Pomysł na niesforne sznureczki?
Mniejsze formaty wreszcie łatwo dostępne...
A co powiecie na nowe życie słoików...
albo ramy?
Koronki ujarzmione...
wstążki też...
Genialny sposób na rozbiegane guziki...
mediowy zawrót głowy...
pisakowy raj :-)
niezwykła szafka z farbami...
dziurkacze zawsze pod ręką;-)
Aaaaaaaaaaaa!!!! Dziurkaczowe szaleństwo!!!!!
Nitki jako ozdoba ścian?
sposób na niewielkie wykrojniki
a na koniec.... kwiaciarnia:-)
A Wy? Macie jakieś fantastyczne pomysły na przydasiowy ład i porządek?

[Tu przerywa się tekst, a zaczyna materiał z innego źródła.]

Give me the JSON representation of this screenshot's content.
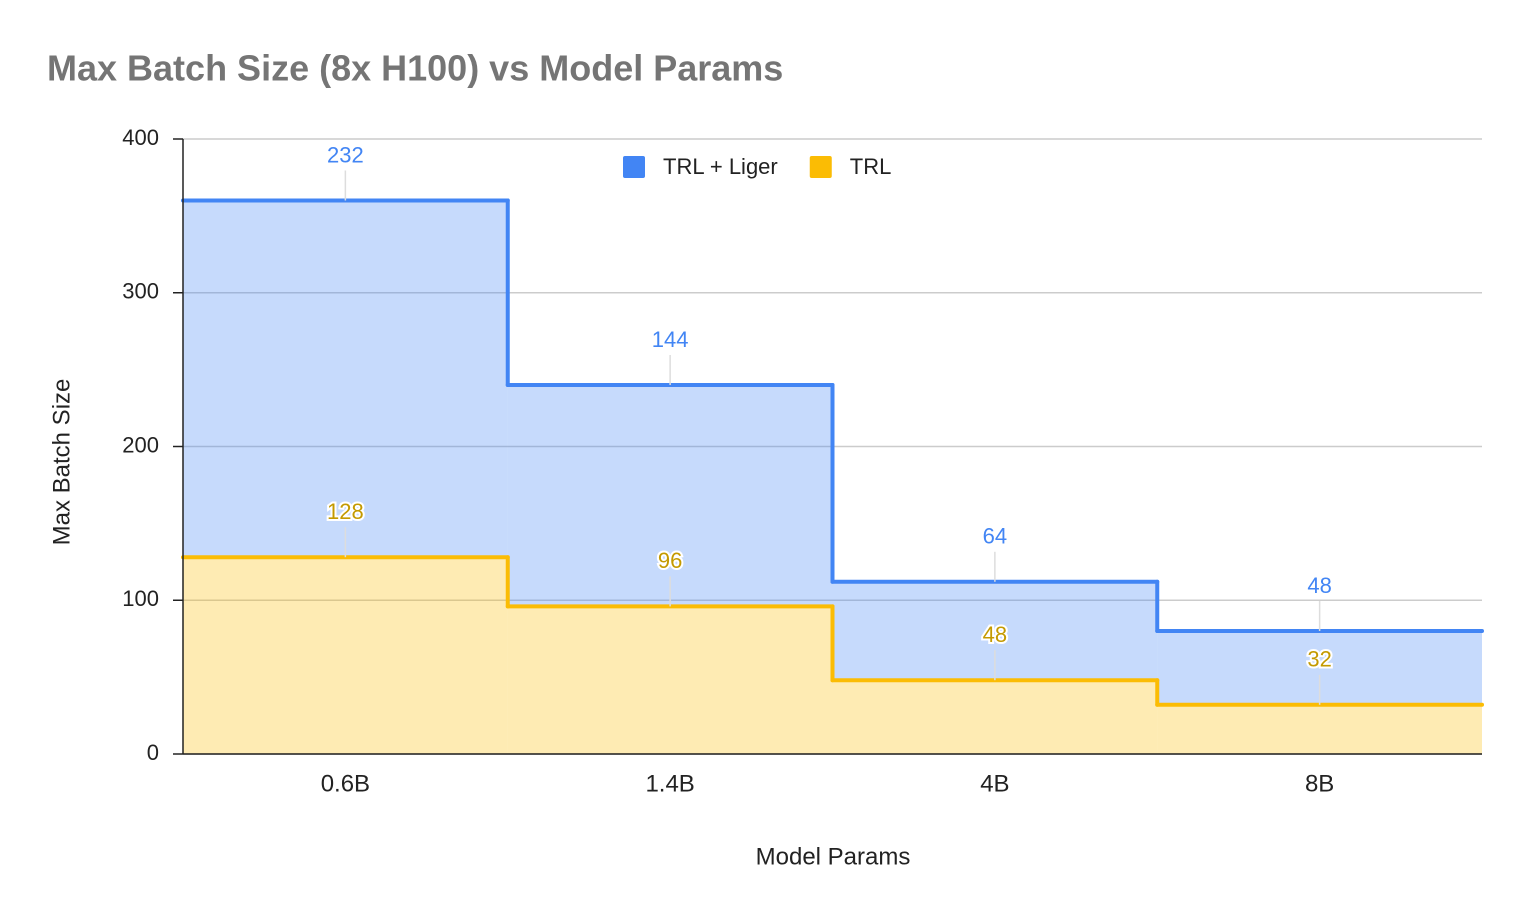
{
  "chart_data": {
    "type": "area",
    "stacked": true,
    "stepped": true,
    "title": "Max Batch Size (8x H100) vs Model Params",
    "x_label": "Model Params",
    "y_label": "Max Batch Size",
    "categories": [
      "0.6B",
      "1.4B",
      "4B",
      "8B"
    ],
    "series": [
      {
        "name": "TRL + Liger",
        "color": "#4285f4",
        "values": [
          232,
          144,
          64,
          48
        ]
      },
      {
        "name": "TRL",
        "color": "#fbbc04",
        "values": [
          128,
          96,
          48,
          32
        ]
      }
    ],
    "ylim": [
      0,
      400
    ],
    "yticks": [
      0,
      100,
      200,
      300,
      400
    ],
    "grid": true,
    "legend": "top"
  }
}
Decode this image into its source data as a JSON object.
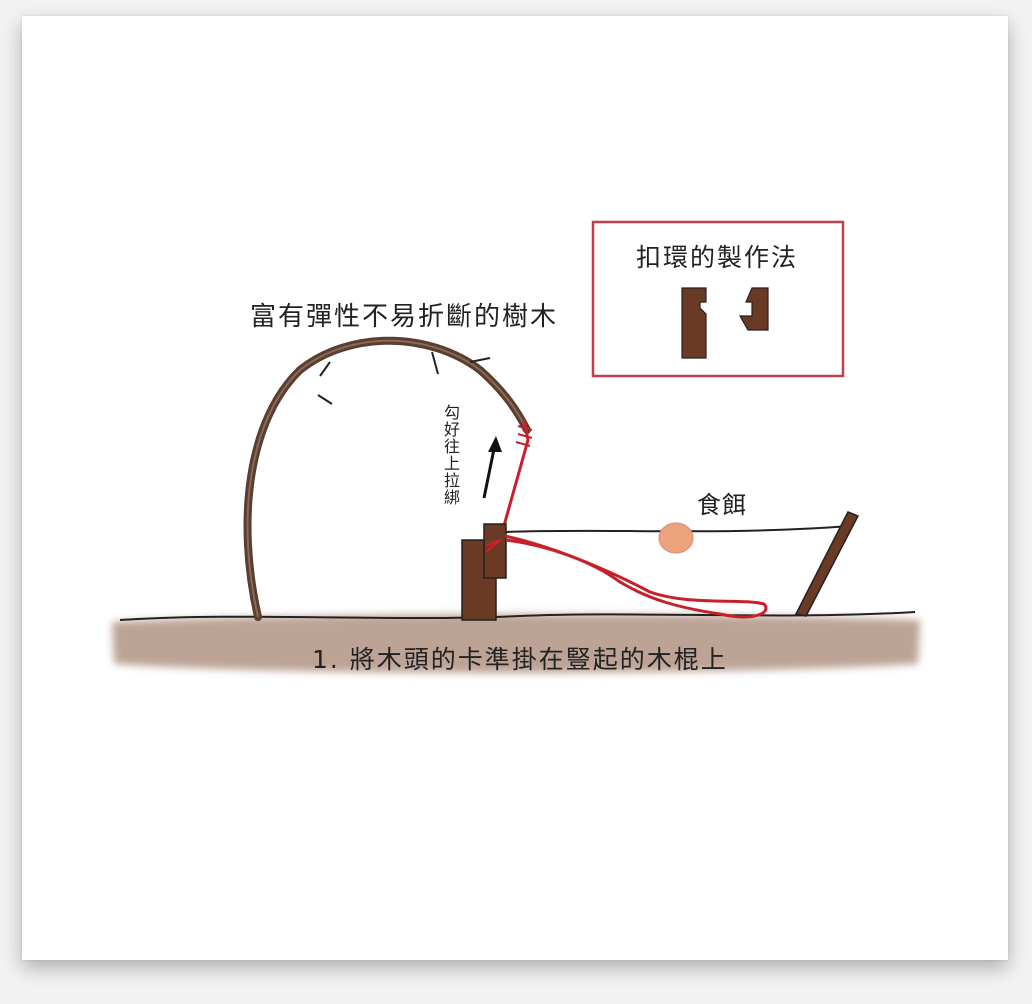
{
  "colors": {
    "ground": "#b59a8a",
    "branch": "#5a3e30",
    "wood": "#6b3a24",
    "string": "#c8202a",
    "bait": "#eca27c",
    "frame": "#c0404a"
  },
  "labels": {
    "tree": "富有彈性不易折斷的樹木",
    "hook": "勾好往上拉綁",
    "bait": "食餌",
    "step": "1. 將木頭的卡準掛在豎起的木棍上"
  },
  "inset": {
    "title": "扣環的製作法"
  }
}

Jeśli tak, to podzielcie się, zapraszam do zabawy:-)
Zasady? Bardzo proste:
1. Zrób post na blogu, wklej w nim zdjęcie/zdjęcia sposobów na ujarzmienie przydasi
2. Podlinkuj swój post u mnie, czyli pokaż mi pomysł na przydasiowy ład i porządek:-)
Macie czas do piątku, bo w sobotę zaproponuję coś innego:-)
Szydełko z poprzedniej soboty lubiliście tak:
Dzięki dziewczyny za wspólną zabawę:-)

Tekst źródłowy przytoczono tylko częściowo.